Insufficient milk is being supplied by farmers to make dairy products, Peder Tuborgh, boss of dairy group Arla, told the BBC. Farmers "put the brakes on" in 2016, he said, because of previous over-supply which led to lower prices.
Less milk being supplied means it's more expensive, which in turn makes it pricier for dairy firms to make butter, cream and various other delicious products.
Arla, which owns the Anchor and Lurpak brands, increased prices earlier this year because of this rise in milk prices.
The first effect of lower supply will be "that the price of butter rises very sharply", Tuborgh warned.
And you won't be able to rely on imported cheeses and creme fraiche - the UK won't be the only country to suffer, as Tuborgh predicted that consumers will see prices changing across Europe.
Tuborgh did not estimate exactly how much butter will end up costing, and said: "At the moment we are trying to get as much butter and cream out of our producers."
A spokesman for Dairy UK said: "There have been significant increases in wholesale prices for butter and cream recently. To what degree price increases are transmitted to consumers is a matter for retailers.
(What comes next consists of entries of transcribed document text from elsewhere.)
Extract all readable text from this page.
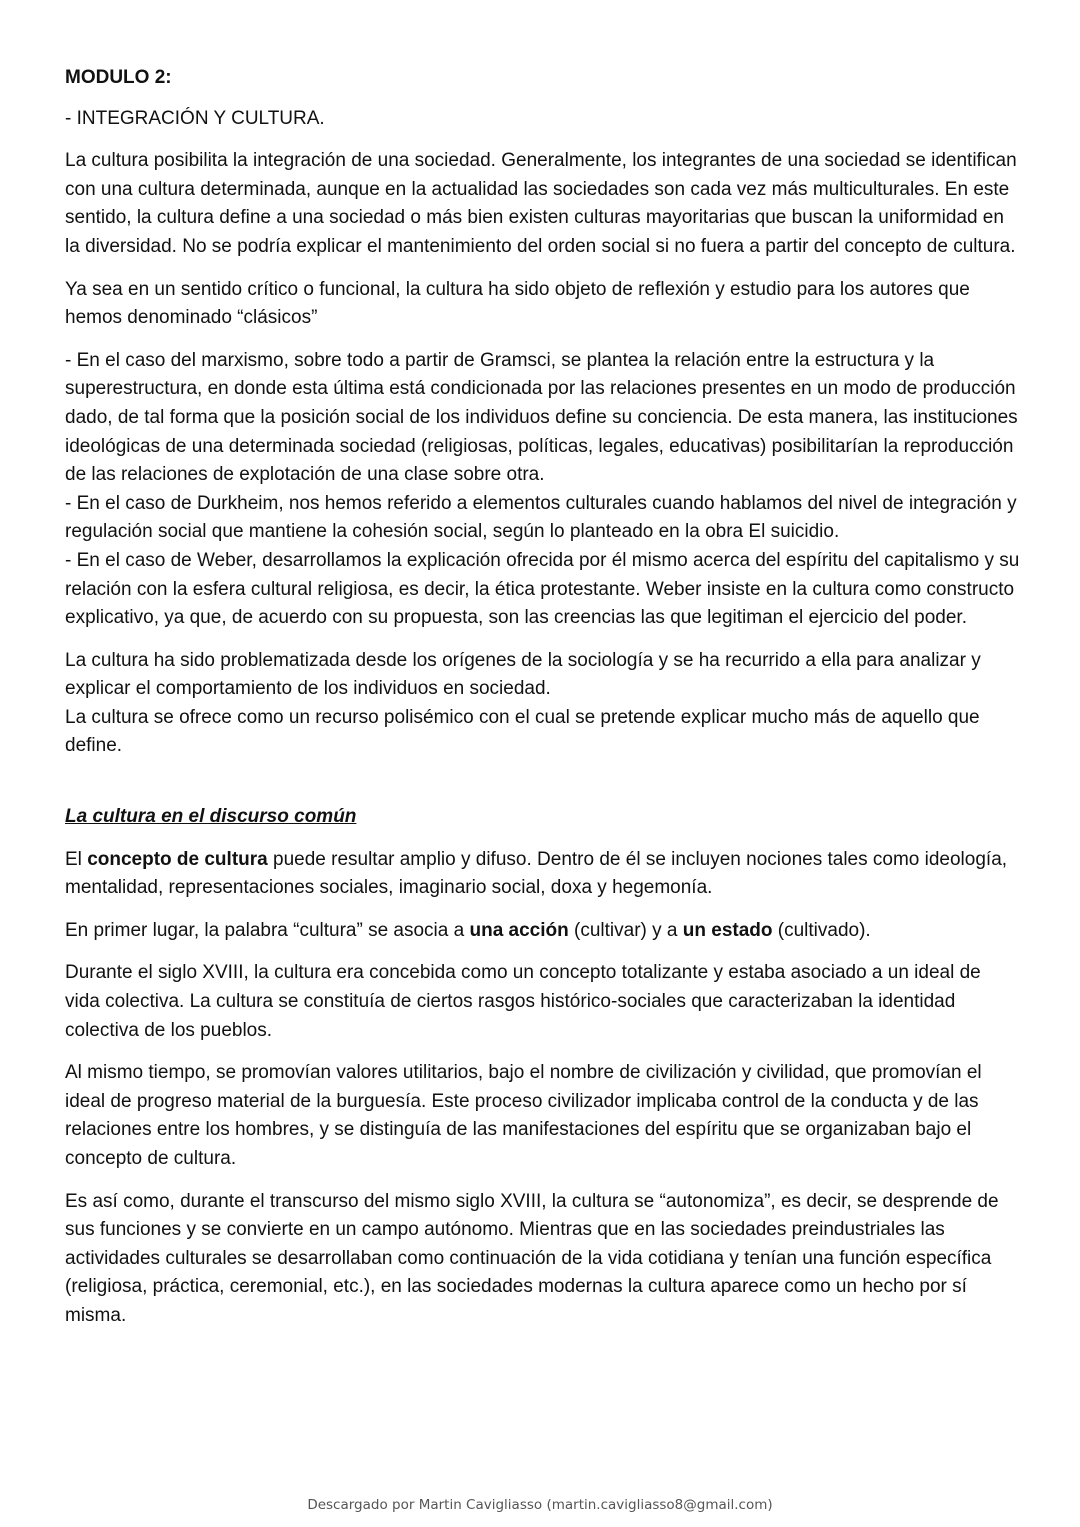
MODULO 2:
- INTEGRACIÓN Y CULTURA.

La cultura posibilita la integración de una sociedad. Generalmente, los integrantes de una sociedad se identifican con una cultura determinada, aunque en la actualidad las sociedades son cada vez más multiculturales. En este sentido, la cultura define a una sociedad o más bien existen culturas mayoritarias que buscan la uniformidad en la diversidad. No se podría explicar el mantenimiento del orden social si no fuera a partir del concepto de cultura.

Ya sea en un sentido crítico o funcional, la cultura ha sido objeto de reflexión y estudio para los autores que hemos denominado “clásicos”

- En el caso del marxismo, sobre todo a partir de Gramsci, se plantea la relación entre la estructura y la superestructura, en donde esta última está condicionada por las relaciones presentes en un modo de producción dado, de tal forma que la posición social de los individuos define su conciencia. De esta manera, las instituciones ideológicas de una determinada sociedad (religiosas, políticas, legales, educativas) posibilitarían la reproducción de las relaciones de explotación de una clase sobre otra.
- En el caso de Durkheim, nos hemos referido a elementos culturales cuando hablamos del nivel de integración y regulación social que mantiene la cohesión social, según lo planteado en la obra El suicidio.
- En el caso de Weber, desarrollamos la explicación ofrecida por él mismo acerca del espíritu del capitalismo y su relación con la esfera cultural religiosa, es decir, la ética protestante. Weber insiste en la cultura como constructo explicativo, ya que, de acuerdo con su propuesta, son las creencias las que legitiman el ejercicio del poder.
La cultura ha sido problematizada desde los orígenes de la sociología y se ha recurrido a ella para analizar y explicar el comportamiento de los individuos en sociedad.
La cultura se ofrece como un recurso polisémico con el cual se pretende explicar mucho más de aquello que define.
La cultura en el discurso común

El concepto de cultura puede resultar amplio y difuso. Dentro de él se incluyen nociones tales como ideología, mentalidad, representaciones sociales, imaginario social, doxa y hegemonía.

En primer lugar, la palabra “cultura” se asocia a una acción (cultivar) y a un estado (cultivado).

Durante el siglo XVIII, la cultura era concebida como un concepto totalizante y estaba asociado a un ideal de vida colectiva. La cultura se constituía de ciertos rasgos histórico-sociales que caracterizaban la identidad colectiva de los pueblos.

Al mismo tiempo, se promovían valores utilitarios, bajo el nombre de civilización y civilidad, que promovían el ideal de progreso material de la burguesía. Este proceso civilizador implicaba control de la conducta y de las relaciones entre los hombres, y se distinguía de las manifestaciones del espíritu que se organizaban bajo el concepto de cultura.

Es así como, durante el transcurso del mismo siglo XVIII, la cultura se “autonomiza”, es decir, se desprende de sus funciones y se convierte en un campo autónomo. Mientras que en las sociedades preindustriales las actividades culturales se desarrollaban como continuación de la vida cotidiana y tenían una función específica (religiosa, práctica, ceremonial, etc.), en las sociedades modernas la cultura aparece como un hecho por sí misma.

Descargado por Martin Cavigliasso (martin.cavigliasso8@gmail.com)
"We should however remember that less than two years ago we had a global oversupply of milk which resulted in a difficult time for farmers.
"This illustrates the fact that dairy markets are inherently subject to fluctuations and a sudden surge in milk production or unseasonable weather which depresses production can have a significant effect on wholesale prices for commodity products like butter and cream."